If your organization isn't willing to take the necessary steps, your data center will be susceptible to a variety of threats, including natural disasters and shoddy software. Also establish recovery time objectives (RTOs), or the time to full resumption, and recovery point objectives (RPOs), which specify the amount of data loss acceptable in terms of minutes or hours.
Disaster Recovery Assurance is application-aware and is able to test and certify the recoverability of IT Services and industry standard business applications out-of-the-box, such as Microsoft Exchange, SharePoint, SQL, IIS, Oracle, MySQL, Apache etc.
Multiple applications and IT Services can be recovered automatically, in parallel, while still respecting service dependencies, using flow control logic that enforces boot order priorities.

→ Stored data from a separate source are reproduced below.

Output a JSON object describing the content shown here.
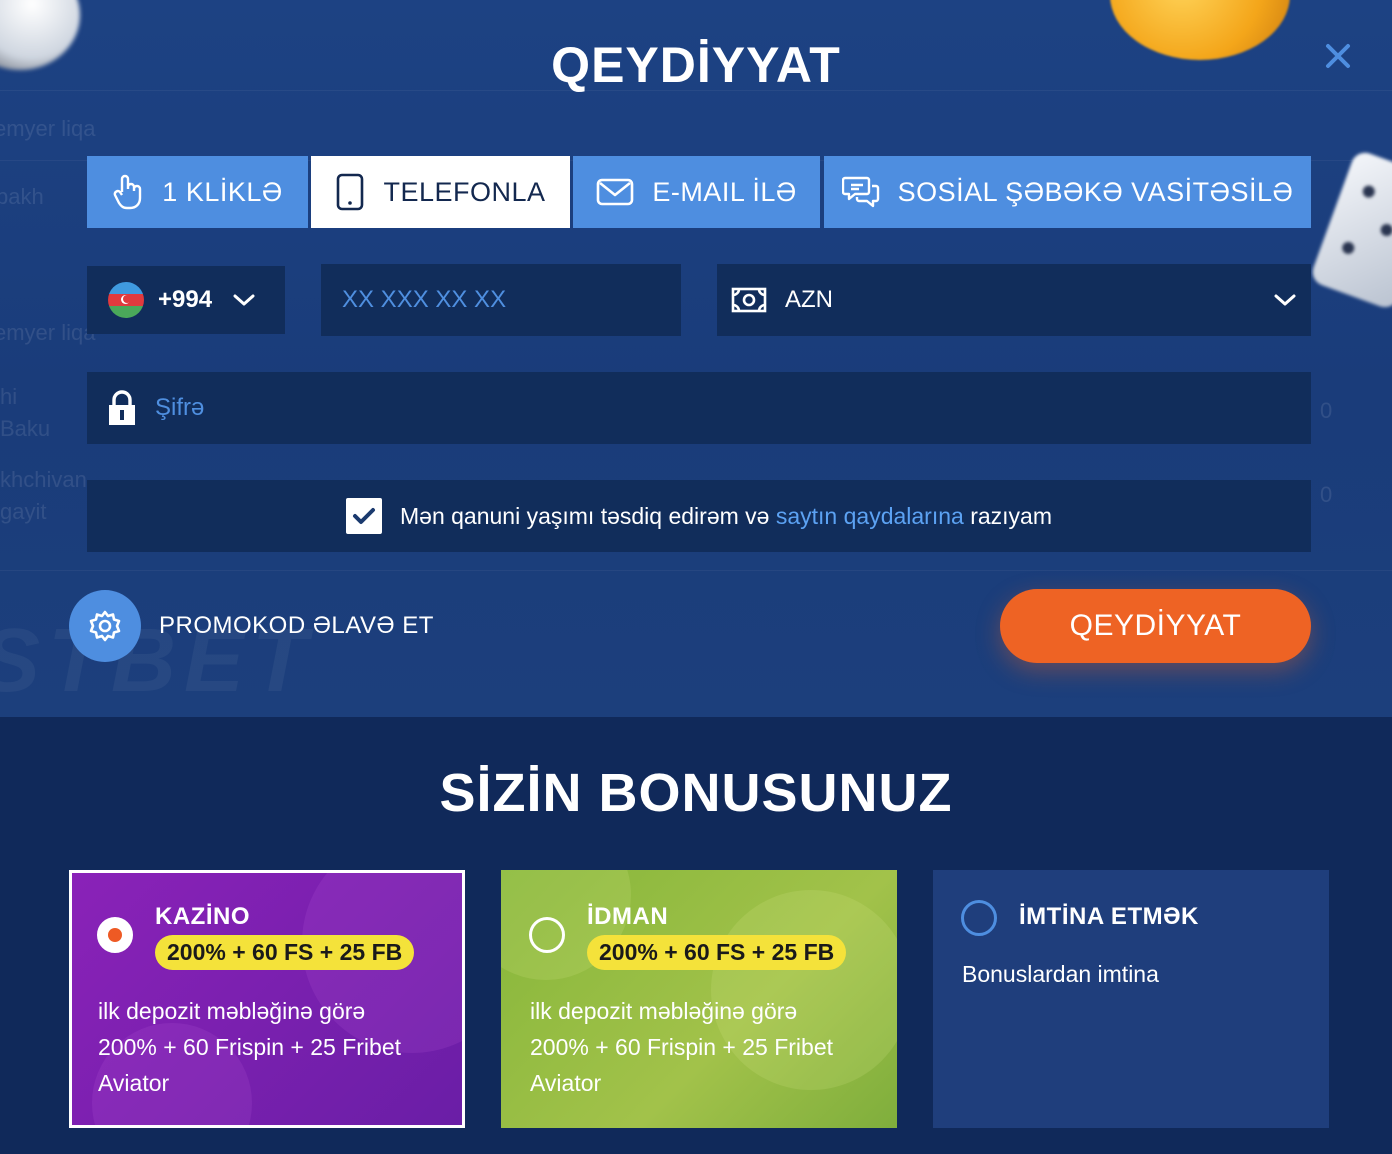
{
  "modal": {
    "title": "QEYDİYYAT",
    "close_icon": "close-icon"
  },
  "tabs": [
    {
      "label": "1 KLİKLƏ",
      "icon": "hand-pointer-icon",
      "active": false
    },
    {
      "label": "TELEFONLA",
      "icon": "tablet-icon",
      "active": true
    },
    {
      "label": "E-MAIL İLƏ",
      "icon": "envelope-icon",
      "active": false
    },
    {
      "label": "SOSİAL ŞƏBƏKƏ VASİTƏSİLƏ",
      "icon": "chat-bubbles-icon",
      "active": false
    }
  ],
  "form": {
    "country_code": "+994",
    "phone_placeholder": "XX XXX XX XX",
    "currency": "AZN",
    "password_placeholder": "Şifrə",
    "agree_checked": true,
    "agree_text_before": "Mən qanuni yaşımı təsdiq edirəm və ",
    "agree_link": "saytın qaydalarına",
    "agree_text_after": " razıyam",
    "promo_label": "PROMOKOD ƏLAVƏ ET",
    "submit_label": "QEYDİYYAT"
  },
  "background_text": {
    "row1": "emyer liqa",
    "row2": "bakh",
    "row3": "emyer liqa",
    "row4a": "hi",
    "row4b": "Baku",
    "row5a": "khchivan",
    "row5b": "gayit",
    "zero1": "0",
    "zero2": "0"
  },
  "bonus": {
    "title": "SİZİN BONUSUNUZ",
    "cards": [
      {
        "title": "KAZİNO",
        "badge": "200% + 60 FS + 25 FB",
        "line1": "ilk depozit məbləğinə görə",
        "line2": "200% + 60 Frispin + 25 Fribet",
        "line3": "Aviator",
        "selected": true
      },
      {
        "title": "İDMAN",
        "badge": "200% + 60 FS + 25 FB",
        "line1": "ilk depozit məbləğinə görə",
        "line2": "200% + 60 Frispin + 25 Fribet",
        "line3": "Aviator",
        "selected": false
      },
      {
        "title": "İMTİNA ETMƏK",
        "line1": "Bonuslardan imtina",
        "selected": false
      }
    ]
  },
  "colors": {
    "primary_blue": "#4e8ee0",
    "field_bg": "#112d5b",
    "accent_orange": "#ee6324",
    "badge_yellow": "#f4e23a"
  }
}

Fully automating the recovery process also means that less training is required and the risk of human error is also reduced, as complex recovery test plans do not need to be followed and manually checked. Neither of these are doing DR, they’re preventing a disaster from affecting availability. If your organization hasn't tested its DR plan, you're no better off than if you didn't have one at all. Once you have a DR plan in place, the ONLY way to know whether you’re going to be able to recover from a variety of disasters is to simulate some, in production.
We just finished testing a whole datacenter failure to an alternate site in the next state. APO-G Systems have the manpower and technological advantage to support both manual and automated testing as required by the need of the projects. In addition, numerous technical staff with specialist skills are required at each stage of the recovery plan and processes and procedures must be followed and testing results documented.
DR testing can range from a cursory VM heartbeat check and web page access, for a minor application, to very complex queries and heavy transactions for business-critical IT Services. I think I’ve only been involved with and heard of a few successful disaster scenarios. Your disaster recovery plan could be as simple as restoring from the last full database backup, or as complicated as failing over all processing to a remote data center and engaging a 3rd-party company to distribute new DNS routing entries across the Internet.